TOKYO CORRESPONDANT
Confrontés à des difficultés croissantes, perte d’emploi et écart grandissant entre ceux qui s’en sortent et les autres, des jeunes salariés découvrent un « dinosaure » de la politique nippone : sa plus ancienne formation, le Parti communiste du Japon (PCJ).
Après une chute du nombre des membres, les adhésions sont reparties à la hausse, en 2008, pour dépasser les 400 000. Un quart des 16 000 nouveaux membres du PCJ sont des salariés de moins de 30 ans en situation précaire. Les interventions incisives au Parlement de son secrétaire général, Kazuo Shii, lui valent des dizaines de milliers de visites sur le site Internet du PC et de nouvelles souscriptions à l’organe, Akahata.
Il ne s’agit pas d’un raz-de-marée annonciateur d’une remontée fracassante du PCJ aux prochaines élections législatives (il détient 7 sièges sur 480 à la Chambre basse et 9 sur 242 au Sénat), mais d’une évolution notable de l’image d’un parti qui semblait d’un autre âge. Il n’y a pas que les jeunes précaires dont le PC retient l’attention. Dans un pays où il est encore préférable pour un salarié de cacher son engagement communiste, M. Shii a récemment été reçu par des dirigeants du patronat et a accueilli à son siège, à Tokyo, sur lequel flotte le drapeau rouge, un directeur de Toyota.

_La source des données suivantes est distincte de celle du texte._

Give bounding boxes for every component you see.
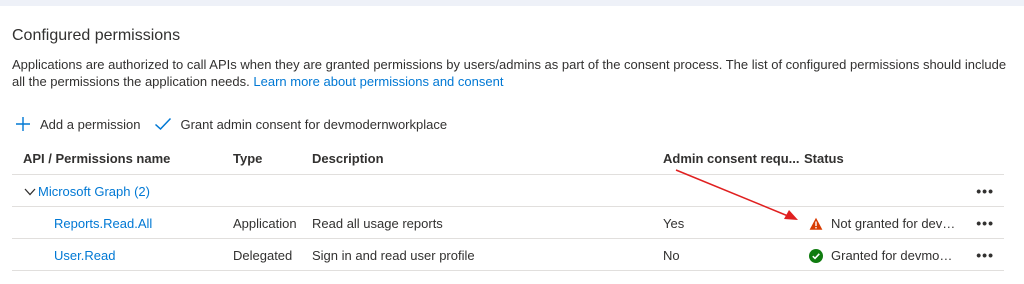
- description-line-1: Applications are authorized to call APIs…: [12, 57, 1007, 72]
- table-header: API / Permissions name Type Description …: [12, 142, 1004, 175]
- header-status[interactable]: Status: [804, 151, 844, 166]
- header-api[interactable]: API / Permissions name: [23, 151, 170, 166]
- status-badge: Granted for devmodern...: [809, 248, 959, 263]
- status-badge: Not granted for devmo...: [809, 216, 959, 231]
- warning-icon: [809, 217, 823, 231]
- group-label[interactable]: Microsoft Graph (2): [38, 184, 150, 199]
- status-text: Not granted for devmo...: [831, 216, 959, 231]
- more-options-icon[interactable]: •••: [976, 183, 994, 199]
- header-type[interactable]: Type: [233, 151, 262, 166]
- grant-admin-consent-button[interactable]: Grant admin consent for devmodernworkpla…: [154, 115, 447, 133]
- permission-description: Read all usage reports: [312, 216, 443, 231]
- checkmark-icon: [154, 115, 172, 133]
- permission-description: Sign in and read user profile: [312, 248, 475, 263]
- plus-icon: [14, 115, 32, 133]
- learn-more-link[interactable]: Learn more about permissions and consent: [253, 74, 503, 89]
- permission-name[interactable]: User.Read: [54, 248, 115, 263]
- permission-name[interactable]: Reports.Read.All: [54, 216, 152, 231]
- admin-consent-required: Yes: [663, 216, 685, 231]
- more-options-icon[interactable]: •••: [976, 215, 994, 231]
- grant-admin-consent-label: Grant admin consent for devmodernworkpla…: [180, 116, 448, 132]
- group-toggle[interactable]: Microsoft Graph (2): [24, 184, 150, 199]
- chevron-down-icon: [24, 187, 36, 197]
- check-circle-icon: [809, 248, 823, 263]
- top-bar: [0, 0, 1024, 6]
- add-permission-label: Add a permission: [40, 116, 141, 132]
- description-line-2: all the permissions the application need…: [12, 74, 250, 89]
- section-title: Configured permissions: [12, 27, 181, 44]
- section-description: Applications are authorized to call APIs…: [12, 56, 1012, 90]
- group-row-microsoft-graph: Microsoft Graph (2) •••: [12, 175, 1004, 207]
- add-permission-button[interactable]: Add a permission: [14, 115, 140, 133]
- toolbar: Add a permission Grant admin consent for…: [14, 114, 461, 134]
- admin-consent-required: No: [663, 248, 680, 263]
- more-options-icon[interactable]: •••: [976, 247, 994, 263]
- permission-type: Delegated: [233, 248, 293, 263]
- table-row: User.Read Delegated Sign in and read use…: [12, 239, 1004, 271]
- permission-type: Application: [233, 216, 297, 231]
- header-admin-consent[interactable]: Admin consent requ...: [663, 151, 800, 166]
- table-row: Reports.Read.All Application Read all us…: [12, 207, 1004, 239]
- status-text: Granted for devmodern...: [831, 248, 959, 263]
- header-description[interactable]: Description: [312, 151, 384, 166]
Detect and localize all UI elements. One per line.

« Nous ne sommes pas opposés aux grands groupes industriels, à condition qu’ils assument leurs responsabilités sociales. Les entreprises et les salariés ont une destinée commune, a déclaré M. Shii, le 3 mars, devant la presse étrangère, à Tokyo. Le capitalisme japonais n’a pas de règles et la plus cruelle expression de cette carence est la détérioration de la situation des salariés en situation précaire. » A la suite de réformes néolibérales, 34 % de la population active travaillent aujourd’hui en contrat à durée déterminée, a précisé M. Shii. Adoptant le langage modéré d’un social-démocrate bon teint, il n’a mentionné Karl Marx qu’une fois... pour exprimer « son profond respect des Etats-Unis », tout en prônant l’indépendance stratégique du Japon et la transformation du traité de sécurité américano-nippon en pacte d’amitié.
Le succès d’un classique de la littérature prolétarienne des années 1920, Le Bateau-Usine de crabes, de Kobayashi, et celui de la version romancée du Capital, de Marx en manga, sont par ailleurs révélateurs d’une quête de sens de leur situation de la part de jeunes qui n’ont aucune expérience des luttes sociales. Leur participation à de petites manifestions organisées par le PC - rarement rapportées par la grande presse - illustrent le malaise social.
En dépit de sa « perestroïka » à la fin des années 1990, le PCJ, premier parti en nombre d’élus locaux, n’a jamais réussi à s’imposer au niveau national. S’il a connu une avancée en 1998 avec une plateforme politique modérée - il a supprimé la « révolution socialiste » de ses objectifs -, le parti a chuté aux élections suivantes avec un taux de soutien de 3 %.
Fondé en 1922 et immédiatement interdit, le PCJ représenta une force politique au début de l’occupation américaine. Puis, sur l’injonction de Moscou et de Pékin, il se lança dans l’action violente et fut laminé pour renaître dans les années 1950. « Eurocommuniste » avant la lettre, ayant rompu avec les PC soviétique et chinois dans les années 1960, il s’était retrouvé dans la décennie suivante sur la ligne indépendante de l’« avant-garde » communiste européenne (italienne et espagnole).
Sans avoir changé son nom (qui équivaudrait à « renier le passé », notamment de résistance au militarisme), le PCJ défend aujourd’hui les « réformes démocratiques » et le « progrès social » afin, comme le dit M. Shii, de « dépasser le capitalisme comme le socialisme ».